One needs to ponder why her own mother did not become aware of her little girl’s character, abilities, interest in books of her own accord and instead, needed someone else to point this out? Perhaps therein lies the kernel of the fundamental disquiet existing still in this prickly relationship, many decades later between the two. There is a sense of resentfulness, an acknowledgment by the poet, that her mother simply was not tuned into her as a little girl and in a way, that she had failed her. A grown-up version of this resentfulness, of disappointment in one’s parent is abundantly clear in the poem’s last few stanzas, where the same mother, dying, shows the same lack of perception about her own daughter, her own daughter’s fundamental grievance with her:
…………………………………I read that poem- she says-the one…
ah yes-that one-the one about…we are in the busy corridor of
the hospital close to the grief room. And I know she will die soon
This is the hospital where I was born. Once again she reaches for all
her strength and pushes me away from her. I didn’t know- she says.
And that is enough. Go-the voice in my head says – just go. Now.

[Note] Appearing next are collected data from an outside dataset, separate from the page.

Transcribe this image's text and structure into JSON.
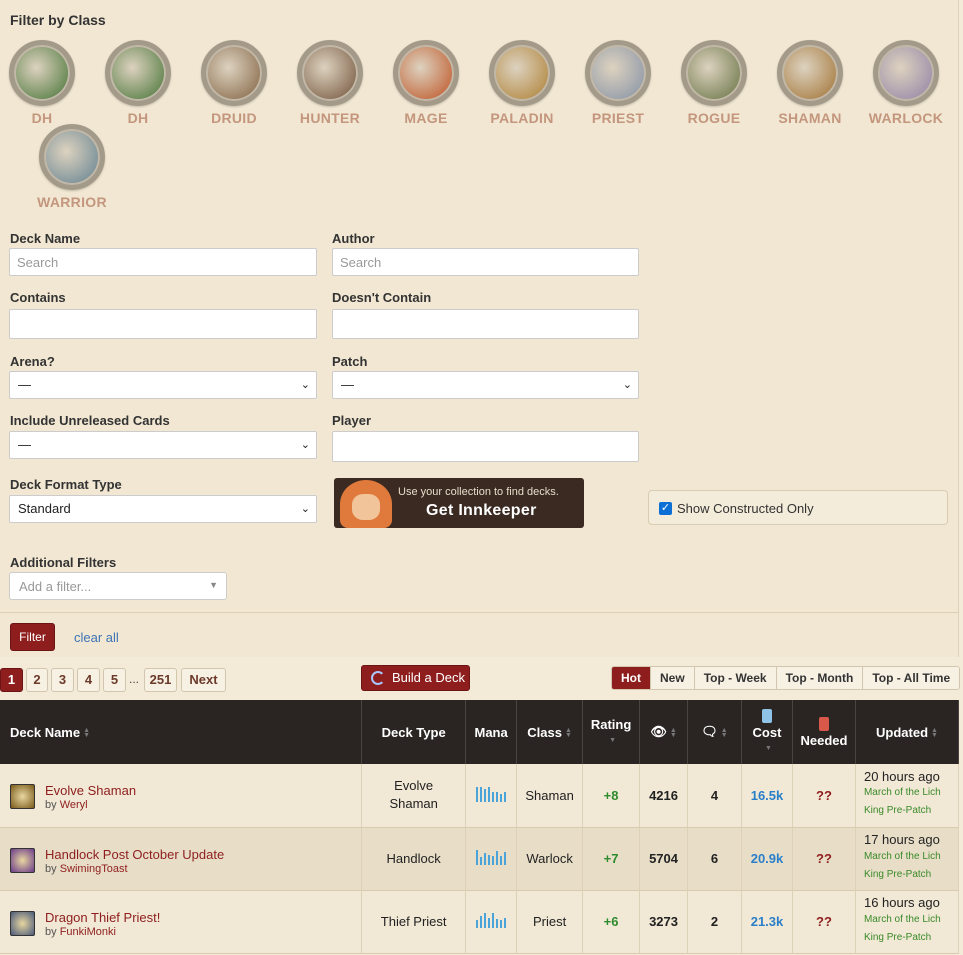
{
  "filter_title": "Filter by Class",
  "classes": [
    {
      "label": "DH",
      "icon": "demon-hunter-icon",
      "color": "#3c6b2c"
    },
    {
      "label": "DH",
      "icon": "demon-hunter-icon",
      "color": "#3c6b2c"
    },
    {
      "label": "DRUID",
      "icon": "druid-icon",
      "color": "#7a5a3a"
    },
    {
      "label": "HUNTER",
      "icon": "hunter-icon",
      "color": "#6a4a32"
    },
    {
      "label": "MAGE",
      "icon": "mage-icon",
      "color": "#b84a1a"
    },
    {
      "label": "PALADIN",
      "icon": "paladin-icon",
      "color": "#a7782a"
    },
    {
      "label": "PRIEST",
      "icon": "priest-icon",
      "color": "#7d8aa0"
    },
    {
      "label": "ROGUE",
      "icon": "rogue-icon",
      "color": "#5d6a3a"
    },
    {
      "label": "SHAMAN",
      "icon": "shaman-icon",
      "color": "#9a6a2a"
    },
    {
      "label": "WARLOCK",
      "icon": "warlock-icon",
      "color": "#8a7aa0"
    },
    {
      "label": "WARRIOR",
      "icon": "warrior-icon",
      "color": "#5a7a8a"
    }
  ],
  "form": {
    "deck_name_label": "Deck Name",
    "deck_name_placeholder": "Search",
    "author_label": "Author",
    "author_placeholder": "Search",
    "contains_label": "Contains",
    "doesnt_contain_label": "Doesn't Contain",
    "arena_label": "Arena?",
    "arena_value": "—",
    "patch_label": "Patch",
    "patch_value": "—",
    "unreleased_label": "Include Unreleased Cards",
    "unreleased_value": "—",
    "player_label": "Player",
    "format_label": "Deck Format Type",
    "format_value": "Standard",
    "innkeeper_small": "Use your collection to find decks.",
    "innkeeper_big": "Get Innkeeper",
    "constructed_label": "Show Constructed Only",
    "constructed_checked": true,
    "additional_label": "Additional Filters",
    "additional_placeholder": "Add a filter...",
    "filter_button": "Filter",
    "clear_all": "clear all"
  },
  "pagination": {
    "pages": [
      "1",
      "2",
      "3",
      "4",
      "5"
    ],
    "ellipsis": "...",
    "last": "251",
    "next": "Next",
    "active": "1"
  },
  "build_deck": "Build a Deck",
  "sort_tabs": [
    "Hot",
    "New",
    "Top - Week",
    "Top - Month",
    "Top - All Time"
  ],
  "active_tab": "Hot",
  "table": {
    "headers": {
      "deck_name": "Deck Name",
      "deck_type": "Deck Type",
      "mana": "Mana",
      "class": "Class",
      "rating": "Rating",
      "views_icon": "eye-icon",
      "comments_icon": "comment-icon",
      "cost": "Cost",
      "needed": "Needed",
      "updated": "Updated"
    },
    "rows": [
      {
        "icon": "shaman-icon",
        "icon_color": "#7a5a1a",
        "name": "Evolve Shaman",
        "by": "by",
        "author": "Weryl",
        "type": "Evolve Shaman",
        "class": "Shaman",
        "rating": "+8",
        "views": "4216",
        "comments": "4",
        "cost": "16.5k",
        "needed": "??",
        "updated": "20 hours ago",
        "patch": "March of the Lich King Pre-Patch",
        "mana_curve": [
          0.95,
          0.95,
          0.8,
          0.95,
          0.6,
          0.6,
          0.5,
          0.6
        ]
      },
      {
        "icon": "warlock-icon",
        "icon_color": "#6a3a8a",
        "name": "Handlock Post October Update",
        "by": "by",
        "author": "SwimingToast",
        "type": "Handlock",
        "class": "Warlock",
        "rating": "+7",
        "views": "5704",
        "comments": "6",
        "cost": "20.9k",
        "needed": "??",
        "updated": "17 hours ago",
        "patch": "March of the Lich King Pre-Patch",
        "mana_curve": [
          0.95,
          0.5,
          0.75,
          0.6,
          0.55,
          0.9,
          0.55,
          0.8
        ]
      },
      {
        "icon": "priest-icon",
        "icon_color": "#4a5a7a",
        "name": "Dragon Thief Priest!",
        "by": "by",
        "author": "FunkiMonki",
        "type": "Thief Priest",
        "class": "Priest",
        "rating": "+6",
        "views": "3273",
        "comments": "2",
        "cost": "21.3k",
        "needed": "??",
        "updated": "16 hours ago",
        "patch": "March of the Lich King Pre-Patch",
        "mana_curve": [
          0.5,
          0.75,
          0.95,
          0.6,
          0.95,
          0.55,
          0.5,
          0.6
        ]
      }
    ]
  }
}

An unsentimental, almost forensic-kind of vulnerability is similarly present in ‘He Nods Off’, where the poet, busy with housework outside, spots her husband through a window dozing:
he is not here this is what it will be like when he is gone for good when his breath
stops the tender-hearted scrupulous man with long slim hands will have flown he
will be gone his dark compelling scent will linger on the pillow-case until I strip
the bed and do a load and all his books a widow me viewing shelves and shelves
The way these stanzas are structured, with lines having anywhere from fourteen to at times, more than sixteen words each, assists in creating an almost stream-of-consciousness avalanche of words, halting at times due to the lack of punctuation. In a way, this technique assists in keeping sentimentality at bay whilst simultaneously revealing deep affection and on another level, the anxiety the poet anticipates.
Born in New Zealand, a number of poems reference Jennifer Compton’s birthplace with poems about Christchurch and Wellington, the recent earthquakes and the stronger aftershock, both put to shame by the Japanese earthquake disaster soon after that wiped the New Zealand earthquake off the front pages:
………………………………………………………….What would happen
next, as Christchurch tried to make sense of itself? But then
in a few short weeks, a megathrust in Japan upped the
stakes with broad strokes- worse than anyone could have ever
thought. Whatever you might have imagined, it was worse…
‘The Narrative Arc Of Christchurch’
Using her considerable skill as a playwright, there are a number of poems which provide entire backstories of their characters in just a page ensuring that a world is created in the reader’s mind and that these poems come to life given Compton’s ear for the spoken word, the colloquial and her ability to empathise with various perspectives (she imagines a recent arrival’s history and his perceived training for surviving in Australia wearing the appropriate local dress code).
There’s irony, humour, musicality in the consonance of many lines, we glimpse a larrikin spirit and stand witness to vignettes which could be staged in a theatre, but it is the family and memoir poems that fill this collection with a disquiet, a perceived discord and ultimately, a poignancy which remains with the reader long after the poems have been read.
– Luke Simon
Luke Icarus Simon’s second poetry collection, The Transit of Cancer, was published in 2013.